Antonio Misiani, responsabile economia e finanze del Pd, dice che sarebbe utile un’iniziativa politica a sostegno del confronto. "Credo che sarebbe importante che il governo italiano dialogasse con quello tedesco con un approccio di supporto a questa operazione", sottolinea all'AdnKronos, commentando le resistenze emerse in Germania. Per Misiani si tratta di "un’operazione coerente con l’obiettivo di creare grandi gruppi bancari transnazionali". In Europa, ricorda, "in tanti sostengono la necessità di arrivare a un’unione dei risparmi e degli investimenti, indicata anche nel rapporto di Enrico Letta e Mario Draghi". Per questo servono banche "di dimensioni e portata adeguata a questo obiettivo", e Unicredit – istituto italiano ma con una forte presenza europea – "lo è: vedo con favore l'operazione".

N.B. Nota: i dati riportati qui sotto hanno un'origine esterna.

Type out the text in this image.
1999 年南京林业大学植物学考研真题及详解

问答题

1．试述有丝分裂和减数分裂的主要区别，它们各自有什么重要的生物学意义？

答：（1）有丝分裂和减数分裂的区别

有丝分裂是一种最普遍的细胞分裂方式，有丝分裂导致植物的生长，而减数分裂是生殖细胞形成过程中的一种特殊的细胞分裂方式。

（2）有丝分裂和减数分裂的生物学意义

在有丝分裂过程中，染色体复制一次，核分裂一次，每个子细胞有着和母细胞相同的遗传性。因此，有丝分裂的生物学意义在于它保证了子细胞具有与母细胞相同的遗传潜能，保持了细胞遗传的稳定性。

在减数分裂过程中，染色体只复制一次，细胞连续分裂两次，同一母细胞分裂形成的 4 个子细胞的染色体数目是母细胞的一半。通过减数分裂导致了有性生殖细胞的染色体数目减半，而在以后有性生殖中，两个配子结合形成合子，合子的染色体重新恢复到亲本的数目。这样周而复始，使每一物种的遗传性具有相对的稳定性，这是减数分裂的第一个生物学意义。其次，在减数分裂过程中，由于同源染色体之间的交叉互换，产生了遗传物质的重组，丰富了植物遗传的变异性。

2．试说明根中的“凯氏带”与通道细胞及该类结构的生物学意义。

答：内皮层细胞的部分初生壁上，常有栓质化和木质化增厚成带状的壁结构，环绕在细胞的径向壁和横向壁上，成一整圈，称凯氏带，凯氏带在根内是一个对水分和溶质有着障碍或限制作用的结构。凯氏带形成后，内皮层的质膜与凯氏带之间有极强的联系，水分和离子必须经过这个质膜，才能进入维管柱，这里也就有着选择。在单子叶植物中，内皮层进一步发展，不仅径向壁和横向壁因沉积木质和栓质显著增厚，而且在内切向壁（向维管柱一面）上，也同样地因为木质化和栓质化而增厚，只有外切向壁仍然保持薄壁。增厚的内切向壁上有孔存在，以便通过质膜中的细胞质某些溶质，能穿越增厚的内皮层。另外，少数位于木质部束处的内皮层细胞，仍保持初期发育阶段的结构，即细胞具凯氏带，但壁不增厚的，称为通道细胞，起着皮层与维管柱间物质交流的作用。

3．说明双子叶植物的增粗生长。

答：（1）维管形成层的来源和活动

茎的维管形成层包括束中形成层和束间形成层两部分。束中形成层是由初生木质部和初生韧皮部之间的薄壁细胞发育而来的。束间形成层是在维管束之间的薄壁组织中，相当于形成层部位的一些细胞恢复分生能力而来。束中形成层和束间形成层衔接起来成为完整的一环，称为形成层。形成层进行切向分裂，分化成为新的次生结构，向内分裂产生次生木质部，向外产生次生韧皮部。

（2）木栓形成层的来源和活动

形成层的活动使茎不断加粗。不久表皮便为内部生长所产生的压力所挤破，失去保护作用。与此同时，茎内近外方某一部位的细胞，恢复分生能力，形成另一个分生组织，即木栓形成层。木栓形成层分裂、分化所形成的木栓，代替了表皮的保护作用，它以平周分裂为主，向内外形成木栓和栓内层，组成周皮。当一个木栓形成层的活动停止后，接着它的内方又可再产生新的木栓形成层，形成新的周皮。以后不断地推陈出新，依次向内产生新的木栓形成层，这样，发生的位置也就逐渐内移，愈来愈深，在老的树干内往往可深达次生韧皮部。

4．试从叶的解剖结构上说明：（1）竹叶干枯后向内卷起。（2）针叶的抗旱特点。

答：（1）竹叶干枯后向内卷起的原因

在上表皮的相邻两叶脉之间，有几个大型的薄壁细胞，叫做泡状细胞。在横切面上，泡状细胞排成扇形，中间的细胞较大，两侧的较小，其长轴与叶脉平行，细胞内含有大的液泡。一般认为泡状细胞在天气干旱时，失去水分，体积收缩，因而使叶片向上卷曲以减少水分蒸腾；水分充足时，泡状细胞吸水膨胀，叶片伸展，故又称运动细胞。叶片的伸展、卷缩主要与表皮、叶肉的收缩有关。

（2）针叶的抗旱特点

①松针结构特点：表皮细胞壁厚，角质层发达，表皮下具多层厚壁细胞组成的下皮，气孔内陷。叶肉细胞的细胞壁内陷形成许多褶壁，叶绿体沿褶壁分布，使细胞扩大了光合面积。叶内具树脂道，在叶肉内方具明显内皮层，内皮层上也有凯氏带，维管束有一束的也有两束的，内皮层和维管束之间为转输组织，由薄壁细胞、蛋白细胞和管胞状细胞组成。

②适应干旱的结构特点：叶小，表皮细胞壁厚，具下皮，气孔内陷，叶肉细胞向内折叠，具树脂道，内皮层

Tutto giusto, ma dalle parti di Berlino - almeno finora - si parla solo tedesco: già lo scorso giugno il cancelliere Friedrich Merz aveva espresso una posizione molto netta sulla possibile integrazione tra i due istituti. Nella tradizionale conferenza stampa estiva della Cancelleria, Merz aveva parlato di "rischi di mercato" e soprattutto di "un approccio ostile alla Germania che non accettiamo", lasciando intendere una forte contrarietà politica a una scalata da parte di Unicredit. Parole che, pur pronunciate mesi fa, tornano ora a pesare: perché non si tratta di un'ostilità nata ieri l'altro.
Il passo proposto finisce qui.